By Christina Poursanidou, Lawyer

The rapid and massive spread of the Covid-19 around the world had a dramatic effect on both global health and economy. At a time when governments were focusing on designing the most effective measures to prevent the spread of the Coronavirus and all other sectors have been suspended, financial crime and especially money laundering was "blooming".

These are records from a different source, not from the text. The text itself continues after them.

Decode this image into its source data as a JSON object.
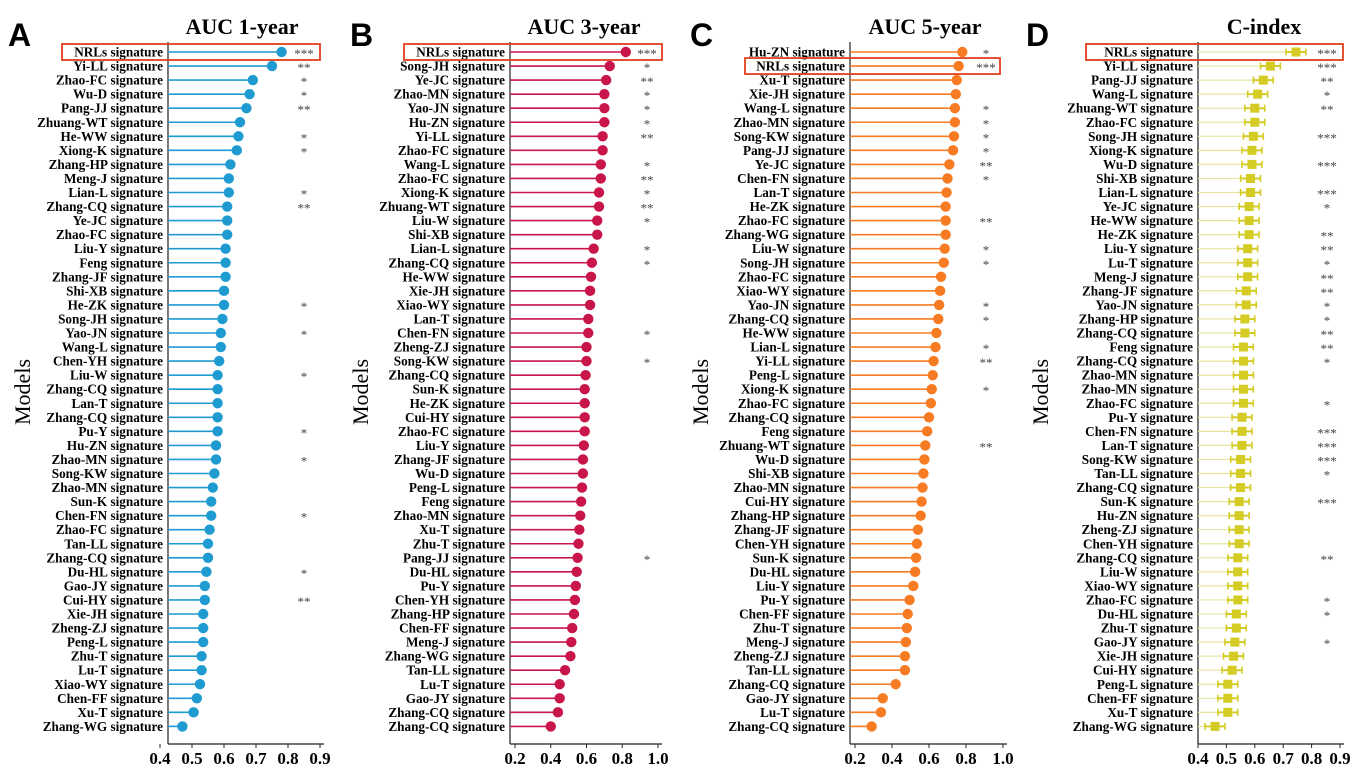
{
  "chart_data": [
    {
      "panel": "A",
      "title": "AUC  1-year",
      "type": "lollipop",
      "ylabel": "Models",
      "color": "#1f9bd1",
      "xlim": [
        0.4,
        0.9
      ],
      "xticks": [
        "0.4",
        "0.5",
        "0.6",
        "0.7",
        "0.8",
        "0.9"
      ],
      "highlight": [
        "NRLs signature"
      ],
      "labels": [
        "NRLs signature",
        "Yi-LL signature",
        "Zhao-FC signature",
        "Wu-D signature",
        "Pang-JJ signature",
        "Zhuang-WT signature",
        "He-WW signature",
        "Xiong-K signature",
        "Zhang-HP signature",
        "Meng-J signature",
        "Lian-L signature",
        "Zhang-CQ signature",
        "Ye-JC signature",
        "Zhao-FC signature",
        "Liu-Y signature",
        "Feng signature",
        "Zhang-JF signature",
        "Shi-XB signature",
        "He-ZK signature",
        "Song-JH signature",
        "Yao-JN signature",
        "Wang-L signature",
        "Chen-YH signature",
        "Liu-W signature",
        "Zhang-CQ signature",
        "Lan-T signature",
        "Zhang-CQ signature",
        "Pu-Y signature",
        "Hu-ZN signature",
        "Zhao-MN signature",
        "Song-KW signature",
        "Zhao-MN signature",
        "Sun-K signature",
        "Chen-FN signature",
        "Zhao-FC signature",
        "Tan-LL signature",
        "Zhang-CQ signature",
        "Du-HL signature",
        "Gao-JY signature",
        "Cui-HY signature",
        "Xie-JH signature",
        "Zheng-ZJ signature",
        "Peng-L signature",
        "Zhu-T signature",
        "Lu-T signature",
        "Xiao-WY signature",
        "Chen-FF signature",
        "Xu-T signature",
        "Zhang-WG signature"
      ],
      "values": [
        0.78,
        0.75,
        0.69,
        0.68,
        0.67,
        0.65,
        0.645,
        0.64,
        0.62,
        0.615,
        0.615,
        0.61,
        0.61,
        0.61,
        0.605,
        0.605,
        0.605,
        0.6,
        0.6,
        0.595,
        0.59,
        0.59,
        0.585,
        0.58,
        0.58,
        0.58,
        0.58,
        0.58,
        0.575,
        0.575,
        0.57,
        0.565,
        0.56,
        0.56,
        0.555,
        0.55,
        0.55,
        0.545,
        0.54,
        0.54,
        0.535,
        0.535,
        0.535,
        0.53,
        0.53,
        0.525,
        0.515,
        0.505,
        0.47
      ],
      "significance": [
        "***",
        "**",
        "*",
        "*",
        "**",
        "",
        "*",
        "*",
        "",
        "",
        "*",
        "**",
        "",
        "",
        "",
        "",
        "",
        "",
        "*",
        "",
        "*",
        "",
        "",
        "*",
        "",
        "",
        "",
        "*",
        "",
        "*",
        "",
        "",
        "",
        "*",
        "",
        "",
        "",
        "*",
        "",
        "**",
        "",
        "",
        "",
        "",
        "",
        "",
        "",
        "",
        ""
      ]
    },
    {
      "panel": "B",
      "title": "AUC  3-year",
      "type": "lollipop",
      "ylabel": "Models",
      "color": "#c8154a",
      "xlim": [
        0.2,
        1.0
      ],
      "xticks": [
        "0.2",
        "0.4",
        "0.6",
        "0.8",
        "1.0"
      ],
      "highlight": [
        "NRLs signature"
      ],
      "labels": [
        "NRLs signature",
        "Song-JH signature",
        "Ye-JC signature",
        "Zhao-MN signature",
        "Yao-JN signature",
        "Hu-ZN signature",
        "Yi-LL signature",
        "Zhao-FC signature",
        "Wang-L signature",
        "Zhao-FC signature",
        "Xiong-K signature",
        "Zhuang-WT signature",
        "Liu-W signature",
        "Shi-XB signature",
        "Lian-L signature",
        "Zhang-CQ signature",
        "He-WW signature",
        "Xie-JH signature",
        "Xiao-WY signature",
        "Lan-T signature",
        "Chen-FN signature",
        "Zheng-ZJ signature",
        "Song-KW signature",
        "Zhang-CQ signature",
        "Sun-K signature",
        "He-ZK signature",
        "Cui-HY signature",
        "Zhao-FC signature",
        "Liu-Y signature",
        "Zhang-JF signature",
        "Wu-D signature",
        "Peng-L signature",
        "Feng signature",
        "Zhao-MN signature",
        "Xu-T signature",
        "Zhu-T signature",
        "Pang-JJ signature",
        "Du-HL signature",
        "Pu-Y signature",
        "Chen-YH signature",
        "Zhang-HP signature",
        "Chen-FF signature",
        "Meng-J signature",
        "Zhang-WG signature",
        "Tan-LL signature",
        "Lu-T signature",
        "Gao-JY signature",
        "Zhang-CQ signature",
        "Zhang-CQ signature"
      ],
      "values": [
        0.82,
        0.73,
        0.71,
        0.7,
        0.7,
        0.7,
        0.69,
        0.69,
        0.68,
        0.68,
        0.67,
        0.67,
        0.66,
        0.66,
        0.64,
        0.63,
        0.625,
        0.62,
        0.62,
        0.61,
        0.61,
        0.6,
        0.6,
        0.595,
        0.59,
        0.59,
        0.59,
        0.59,
        0.585,
        0.58,
        0.58,
        0.575,
        0.57,
        0.565,
        0.56,
        0.555,
        0.55,
        0.545,
        0.54,
        0.535,
        0.53,
        0.52,
        0.515,
        0.51,
        0.48,
        0.45,
        0.45,
        0.44,
        0.4
      ],
      "significance": [
        "***",
        "*",
        "**",
        "*",
        "*",
        "*",
        "**",
        "",
        "*",
        "**",
        "*",
        "**",
        "*",
        "",
        "*",
        "*",
        "",
        "",
        "",
        "",
        "*",
        "",
        "*",
        "",
        "",
        "",
        "",
        "",
        "",
        "",
        "",
        "",
        "",
        "",
        "",
        "",
        "*",
        "",
        "",
        "",
        "",
        "",
        "",
        "",
        "",
        "",
        "",
        "",
        ""
      ]
    },
    {
      "panel": "C",
      "title": "AUC  5-year",
      "type": "lollipop",
      "ylabel": "Models",
      "color": "#f77b23",
      "xlim": [
        0.2,
        1.0
      ],
      "xticks": [
        "0.2",
        "0.4",
        "0.6",
        "0.8",
        "1.0"
      ],
      "highlight": [
        "NRLs signature"
      ],
      "labels": [
        "Hu-ZN signature",
        "NRLs signature",
        "Xu-T signature",
        "Xie-JH signature",
        "Wang-L signature",
        "Zhao-MN signature",
        "Song-KW signature",
        "Pang-JJ signature",
        "Ye-JC signature",
        "Chen-FN signature",
        "Lan-T signature",
        "He-ZK signature",
        "Zhao-FC signature",
        "Zhang-WG signature",
        "Liu-W signature",
        "Song-JH signature",
        "Zhao-FC signature",
        "Xiao-WY signature",
        "Yao-JN signature",
        "Zhang-CQ signature",
        "He-WW signature",
        "Lian-L signature",
        "Yi-LL signature",
        "Peng-L signature",
        "Xiong-K signature",
        "Zhao-FC signature",
        "Zhang-CQ signature",
        "Feng signature",
        "Zhuang-WT signature",
        "Wu-D signature",
        "Shi-XB signature",
        "Zhao-MN signature",
        "Cui-HY signature",
        "Zhang-HP signature",
        "Zhang-JF signature",
        "Chen-YH signature",
        "Sun-K signature",
        "Du-HL signature",
        "Liu-Y signature",
        "Pu-Y signature",
        "Chen-FF signature",
        "Zhu-T signature",
        "Meng-J signature",
        "Zheng-ZJ signature",
        "Tan-LL signature",
        "Zhang-CQ signature",
        "Gao-JY signature",
        "Lu-T signature",
        "Zhang-CQ signature"
      ],
      "values": [
        0.78,
        0.76,
        0.75,
        0.745,
        0.74,
        0.74,
        0.735,
        0.73,
        0.71,
        0.7,
        0.695,
        0.69,
        0.69,
        0.69,
        0.685,
        0.68,
        0.665,
        0.66,
        0.655,
        0.65,
        0.64,
        0.635,
        0.625,
        0.62,
        0.615,
        0.61,
        0.6,
        0.59,
        0.58,
        0.575,
        0.57,
        0.565,
        0.56,
        0.555,
        0.54,
        0.535,
        0.53,
        0.525,
        0.515,
        0.495,
        0.485,
        0.48,
        0.475,
        0.47,
        0.47,
        0.42,
        0.35,
        0.34,
        0.29
      ],
      "significance": [
        "*",
        "***",
        "",
        "",
        "*",
        "*",
        "*",
        "*",
        "**",
        "*",
        "",
        "",
        "**",
        "",
        "*",
        "*",
        "",
        "",
        "*",
        "*",
        "",
        "*",
        "**",
        "",
        "*",
        "",
        "",
        "",
        "**",
        "",
        "",
        "",
        "",
        "",
        "",
        "",
        "",
        "",
        "",
        "",
        "",
        "",
        "",
        "",
        "",
        "",
        "",
        "",
        ""
      ]
    },
    {
      "panel": "D",
      "title": "C-index",
      "type": "point-errorbar",
      "ylabel": "Models",
      "color": "#d4cc25",
      "xlim": [
        0.4,
        0.9
      ],
      "xticks": [
        "0.4",
        "0.5",
        "0.6",
        "0.7",
        "0.8",
        "0.9"
      ],
      "highlight": [
        "NRLs signature"
      ],
      "labels": [
        "NRLs signature",
        "Yi-LL signature",
        "Pang-JJ signature",
        "Wang-L signature",
        "Zhuang-WT signature",
        "Zhao-FC signature",
        "Song-JH signature",
        "Xiong-K signature",
        "Wu-D signature",
        "Shi-XB signature",
        "Lian-L signature",
        "Ye-JC signature",
        "He-WW signature",
        "He-ZK signature",
        "Liu-Y signature",
        "Lu-T signature",
        "Meng-J signature",
        "Zhang-JF signature",
        "Yao-JN signature",
        "Zhang-HP signature",
        "Zhang-CQ signature",
        "Feng signature",
        "Zhang-CQ signature",
        "Zhao-MN signature",
        "Zhao-MN signature",
        "Zhao-FC signature",
        "Pu-Y signature",
        "Chen-FN signature",
        "Lan-T signature",
        "Song-KW signature",
        "Tan-LL signature",
        "Zhang-CQ signature",
        "Sun-K signature",
        "Hu-ZN signature",
        "Zheng-ZJ signature",
        "Chen-YH signature",
        "Zhang-CQ signature",
        "Liu-W signature",
        "Xiao-WY signature",
        "Zhao-FC signature",
        "Du-HL signature",
        "Zhu-T signature",
        "Gao-JY signature",
        "Xie-JH signature",
        "Cui-HY signature",
        "Peng-L signature",
        "Chen-FF signature",
        "Xu-T signature",
        "Zhang-WG signature"
      ],
      "values": [
        0.745,
        0.655,
        0.63,
        0.61,
        0.6,
        0.6,
        0.595,
        0.59,
        0.59,
        0.585,
        0.585,
        0.58,
        0.58,
        0.58,
        0.575,
        0.575,
        0.575,
        0.57,
        0.57,
        0.565,
        0.565,
        0.56,
        0.56,
        0.56,
        0.56,
        0.56,
        0.555,
        0.555,
        0.555,
        0.55,
        0.55,
        0.55,
        0.545,
        0.545,
        0.545,
        0.545,
        0.54,
        0.54,
        0.54,
        0.54,
        0.535,
        0.535,
        0.53,
        0.525,
        0.52,
        0.505,
        0.505,
        0.505,
        0.46
      ],
      "lower": [
        0.71,
        0.62,
        0.595,
        0.575,
        0.565,
        0.565,
        0.56,
        0.555,
        0.555,
        0.55,
        0.55,
        0.545,
        0.545,
        0.545,
        0.54,
        0.54,
        0.54,
        0.535,
        0.535,
        0.53,
        0.53,
        0.525,
        0.525,
        0.525,
        0.525,
        0.525,
        0.52,
        0.52,
        0.52,
        0.515,
        0.515,
        0.515,
        0.51,
        0.51,
        0.51,
        0.51,
        0.505,
        0.505,
        0.505,
        0.505,
        0.5,
        0.5,
        0.495,
        0.49,
        0.485,
        0.47,
        0.47,
        0.47,
        0.425
      ],
      "upper": [
        0.78,
        0.69,
        0.665,
        0.645,
        0.635,
        0.635,
        0.63,
        0.625,
        0.625,
        0.62,
        0.62,
        0.615,
        0.615,
        0.615,
        0.61,
        0.61,
        0.61,
        0.605,
        0.605,
        0.6,
        0.6,
        0.595,
        0.595,
        0.595,
        0.595,
        0.595,
        0.59,
        0.59,
        0.59,
        0.585,
        0.585,
        0.585,
        0.58,
        0.58,
        0.58,
        0.58,
        0.575,
        0.575,
        0.575,
        0.575,
        0.57,
        0.57,
        0.565,
        0.56,
        0.555,
        0.54,
        0.54,
        0.54,
        0.495
      ],
      "significance": [
        "***",
        "***",
        "**",
        "*",
        "**",
        "",
        "***",
        "",
        "***",
        "",
        "***",
        "*",
        "",
        "**",
        "**",
        "*",
        "**",
        "**",
        "*",
        "*",
        "**",
        "**",
        "*",
        "",
        "",
        "*",
        "",
        "***",
        "***",
        "***",
        "*",
        "",
        "***",
        "",
        "",
        "",
        "**",
        "",
        "",
        "*",
        "*",
        "",
        "*",
        "",
        "",
        "",
        "",
        "",
        ""
      ]
    }
  ]
}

Despite the fact that both the European Commission and Financial Crimes Enforcement Network (FinCEN) had warned competent authorities, credit institutions and other obliged entities of the increased volume of money laundering during similar crises in the past, the latter did not act accordingly. Ongoing criminal investigations in banks were suspended, many countries such as the United Kingdom have extended the deadlines for submitting Annual Company Accounts, while other have relaxed supervision, reporting deadlines and due diligence requirements. These decisions had as a result the lack of transparency, which is one of the most important factors in the fight against money laundering. In the same time, the fact that more and more staff of companies and credit institutions worked in a part time basis or remotely resulted in a delay in AML procedures, while due to the remote working the compliance officers had no access to encrypted and fragmented files, which occurred even more difficulties for the efficient combat of money laundering.

The above measures activated fraudsters and money launderers, who, taking advantage of the current situation, proved once again that even a global crisis is not capable of limiting the illicit financial flow. This time, the establishment of a huge number of charities, acting as intermediaries between individuals who made donations for the purchase of medicines, masks and the scientific research against the Coronavirus, in combination with the increase of unemployment due to the pandemic contributed to the creation of a new form of "money mules". How the “money mules” transfer the “dirty” money this time? Recently incorporated charitable organizations recruited staff, which staff was asked to receive illicit money under the guise of donations, in their personal bank accounts. Following, they were asked to withdraw these donations as cash and deposit them in certain bitcoin ATM. Obviously, the “donations” were made by the money launderer and the Bitcoin wallet to which the “donations” were deposited was controlled by the him, as well. As a result, the illicit money were placed into the legitimate financial system via an irreversible transaction.

As a conclusion, the ingenuity, but mainly the adaptability of money-launderers in extraordinary circumstances can be addressed by the competent authorities with corresponding adaptability to the current digital world. Financial authorities and the compliance departments of the credit institutions and companies shall use the legal digital technology in their screening and monitoring reviews, have the bots to complete tedious tasks, such as collecting vast amount of data for KYC procedures and in the same give to their staff the opportunity to focus in work, requiring human judgment. Technology plays a pivotal role in the attempt to regulate and stop money laundering in general, but even more during such crisis periods.